Box gave a taste of what's to come with the announcement of its Box Relay workflow automation solution today.
The announcement came as Box customers, partners and employees gather at Moscone West in San Francisco for the company's annual BoxWorks conference.
Over the next three days, leaders including Box CEO Aaron Levie will take the stage to discuss updates and future plans for the content collaboration platform. And given the current size of the platform, that means a lot of updates.
According to Rand Wacker, vice president of Enterprise Products at Box, the upgrades and announcements will address two general areas: modern enterprise content management and real-time collaboration.
Wacker spoke with CMSWire about Relay, the joint project between IBM and Box being released in beta this fall, which give users a fully functional workflow development tool.
IBM-Box Partnership Bears Fruit
This is the first co—developed product coming out of the IBM and Box partnership announced last year.
At the time, executives at both companies said the move would integrate Box’s cloud content collaboration platform with IBM Analytics and social solutions, IBM Security technologies and the global footprint of the IBM Cloud.
IBM, the companies said, would enable builders and developers to integrate Box APIs into enterprise apps and web services.
Fixing ‘Broken’ Workflows
With Relay, the promise of that partnership becomes a reality.
Workflow in the enterprise is broken, Wacker told us, and the companies designed Relay to set things right.
The product highlights IBM's existing strength in workflows, through its Lotus Workflow tool — one of the few successful tools in the workflow market.
“This [Lotus Workflow] is one of the few tools in the market that has really delivered a user-driven workflow system. We have joint customers that have thousands and thousands of workflows in Lotus. These customers are extremely interested in something like Relay and bringing it all together in Box,” Wacker said.
“It turns out that we are moving into a space where traditional content management has been broken for a long time: crippled by poor user experiences, low adoption, very very expensive to maintain, while not keeping up with the cloud and mobile world that we have now,” Wacker said.
He also argued that traditional enterprise content management tools (ECM) are too complex for most workers.
“Take workflow as an example. In traditional ECM tools workflow is a component, but they are not well suited to broad use throughout the enterprise. The OpenText, the Documentum, the SharePoint tools always require IT to set something up. The users don’t find them very useful or attractive and only use them if they have to.”
Introducing the Relay Solution
Relay will tackle this by providing something the companies promise is easier to use.
As a key part of what is being described as the "all new Box" — a concept which the company promises will be fleshed out on Wednesday — Relay enables businesses to create a simpler digital workflow across different functions to help reduce the time spent managing projects and boost team productivity.

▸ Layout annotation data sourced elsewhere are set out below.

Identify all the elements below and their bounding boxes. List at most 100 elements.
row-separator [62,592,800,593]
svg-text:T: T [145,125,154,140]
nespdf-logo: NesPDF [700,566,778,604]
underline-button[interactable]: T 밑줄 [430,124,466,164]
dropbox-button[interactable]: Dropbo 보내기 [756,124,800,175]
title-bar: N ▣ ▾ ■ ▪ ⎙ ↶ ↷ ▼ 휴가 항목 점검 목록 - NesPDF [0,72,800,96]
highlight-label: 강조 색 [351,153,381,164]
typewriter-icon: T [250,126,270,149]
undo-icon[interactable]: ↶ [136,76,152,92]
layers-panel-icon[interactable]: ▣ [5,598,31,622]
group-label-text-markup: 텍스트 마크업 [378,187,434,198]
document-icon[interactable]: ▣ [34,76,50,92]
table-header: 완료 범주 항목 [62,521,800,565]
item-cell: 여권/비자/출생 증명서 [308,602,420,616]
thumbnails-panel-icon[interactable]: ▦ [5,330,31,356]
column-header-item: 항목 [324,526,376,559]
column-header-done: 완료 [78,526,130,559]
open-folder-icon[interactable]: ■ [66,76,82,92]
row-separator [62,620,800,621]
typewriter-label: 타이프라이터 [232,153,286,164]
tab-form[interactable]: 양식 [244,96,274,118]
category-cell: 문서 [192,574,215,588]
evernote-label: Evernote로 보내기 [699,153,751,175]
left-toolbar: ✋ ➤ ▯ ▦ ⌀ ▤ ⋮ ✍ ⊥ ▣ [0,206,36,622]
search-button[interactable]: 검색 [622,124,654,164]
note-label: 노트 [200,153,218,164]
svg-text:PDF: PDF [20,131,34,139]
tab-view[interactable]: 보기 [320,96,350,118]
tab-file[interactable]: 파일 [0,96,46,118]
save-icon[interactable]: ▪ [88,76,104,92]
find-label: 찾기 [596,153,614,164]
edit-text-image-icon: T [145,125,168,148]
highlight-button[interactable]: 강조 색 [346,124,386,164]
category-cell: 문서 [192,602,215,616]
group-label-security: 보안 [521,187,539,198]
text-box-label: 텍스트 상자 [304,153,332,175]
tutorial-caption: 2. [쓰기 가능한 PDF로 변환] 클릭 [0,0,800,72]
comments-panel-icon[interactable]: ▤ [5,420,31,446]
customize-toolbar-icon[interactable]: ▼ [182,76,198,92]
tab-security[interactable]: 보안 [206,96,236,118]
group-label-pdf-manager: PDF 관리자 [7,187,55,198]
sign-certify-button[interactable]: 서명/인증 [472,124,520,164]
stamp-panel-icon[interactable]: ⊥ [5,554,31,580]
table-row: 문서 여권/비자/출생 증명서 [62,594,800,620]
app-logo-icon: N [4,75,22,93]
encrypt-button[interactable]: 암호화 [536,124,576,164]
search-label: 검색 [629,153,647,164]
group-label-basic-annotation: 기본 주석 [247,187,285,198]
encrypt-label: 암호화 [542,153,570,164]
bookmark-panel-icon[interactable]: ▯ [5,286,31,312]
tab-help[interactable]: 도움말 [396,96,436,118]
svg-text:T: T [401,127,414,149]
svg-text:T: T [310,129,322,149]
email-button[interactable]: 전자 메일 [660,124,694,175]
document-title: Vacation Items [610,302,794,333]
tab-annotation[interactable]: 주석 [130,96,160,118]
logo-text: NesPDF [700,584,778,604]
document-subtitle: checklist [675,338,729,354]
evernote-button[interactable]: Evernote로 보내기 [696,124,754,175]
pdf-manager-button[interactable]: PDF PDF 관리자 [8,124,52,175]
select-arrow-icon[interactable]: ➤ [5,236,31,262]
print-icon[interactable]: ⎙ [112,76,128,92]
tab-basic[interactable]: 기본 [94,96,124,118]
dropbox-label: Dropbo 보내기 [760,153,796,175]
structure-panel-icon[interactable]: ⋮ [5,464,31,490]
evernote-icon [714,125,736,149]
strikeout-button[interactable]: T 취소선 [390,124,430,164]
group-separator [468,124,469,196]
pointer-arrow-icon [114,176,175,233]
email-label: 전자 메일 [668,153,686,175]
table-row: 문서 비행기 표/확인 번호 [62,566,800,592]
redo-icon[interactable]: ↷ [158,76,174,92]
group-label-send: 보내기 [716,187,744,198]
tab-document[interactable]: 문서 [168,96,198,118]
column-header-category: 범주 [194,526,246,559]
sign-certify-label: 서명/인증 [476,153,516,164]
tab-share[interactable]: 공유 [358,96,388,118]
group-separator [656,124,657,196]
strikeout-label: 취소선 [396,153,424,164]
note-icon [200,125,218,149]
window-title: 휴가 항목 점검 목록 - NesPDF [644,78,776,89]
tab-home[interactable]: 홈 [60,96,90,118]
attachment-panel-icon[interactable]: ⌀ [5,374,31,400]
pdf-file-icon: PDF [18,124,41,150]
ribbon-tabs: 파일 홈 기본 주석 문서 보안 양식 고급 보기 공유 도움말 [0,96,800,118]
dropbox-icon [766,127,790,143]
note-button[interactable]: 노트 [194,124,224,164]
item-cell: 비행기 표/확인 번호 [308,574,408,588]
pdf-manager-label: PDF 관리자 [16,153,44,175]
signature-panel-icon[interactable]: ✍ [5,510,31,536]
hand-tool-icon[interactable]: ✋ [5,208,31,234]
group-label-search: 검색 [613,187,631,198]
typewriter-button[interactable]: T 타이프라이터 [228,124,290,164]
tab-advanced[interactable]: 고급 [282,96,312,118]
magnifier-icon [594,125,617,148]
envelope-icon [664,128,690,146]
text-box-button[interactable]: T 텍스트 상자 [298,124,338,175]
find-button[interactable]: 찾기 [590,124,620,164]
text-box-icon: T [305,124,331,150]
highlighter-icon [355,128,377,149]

“Box Relay delivers on this vision by providing anyone with an easy way to create, track and manage routine processes without ever having to leave Box. Box Relay is enterprise workflow made simple,” Inhi Cho Suh, general manager of collaboration solutions of IBM said in a statement.
Developed on Bluemix, IBM’s cloud platform, Relay aims to simplify the automation of processes including employee onboarding and training, streamlining budgeting and approving assets and contracts.
Workflows can also be created for the "extended enterprise," allowing secure and seamless task flows between internal and external teams that avoid the traditional hiccups that can occur when leaving organizational boundaries.
Breaking Down Content Silos
Ultimately this is about breaking down the tyranny of repositories and enabling workers to bring content into workflows from any location.
“Over time, we have seen our customers struggle with the problem of all this content stored in siloes. Salesforce for example, is famously an island unto itself with content difficult to pull into workflows,” Wacker said.
“You also have other enterprise applications for both on premises and the cloud that aren’t talking to each other, that aren’t sharing. So we have customers [who want to] use Box to create a more unified place for people to have access to ... [when they] need to get their work done.”
Relay is the resulting product. Its workflow tool eliminates the need to switch between the systems already in use, while maintaining sensitive content.
The tool offers integrations with Office 365, Adobe and Salesforce which allows users to edit content and automatically save it in Box. It inherits the existing security features Box already offers including granular permissions, password protected content and access stats, and the Box Governance functionality.
Box Relay will be available for an additional fee to Box business users. It is scheduled to be released in beta during the fourth quarter of this year, with general availability expected in the first half of 2017.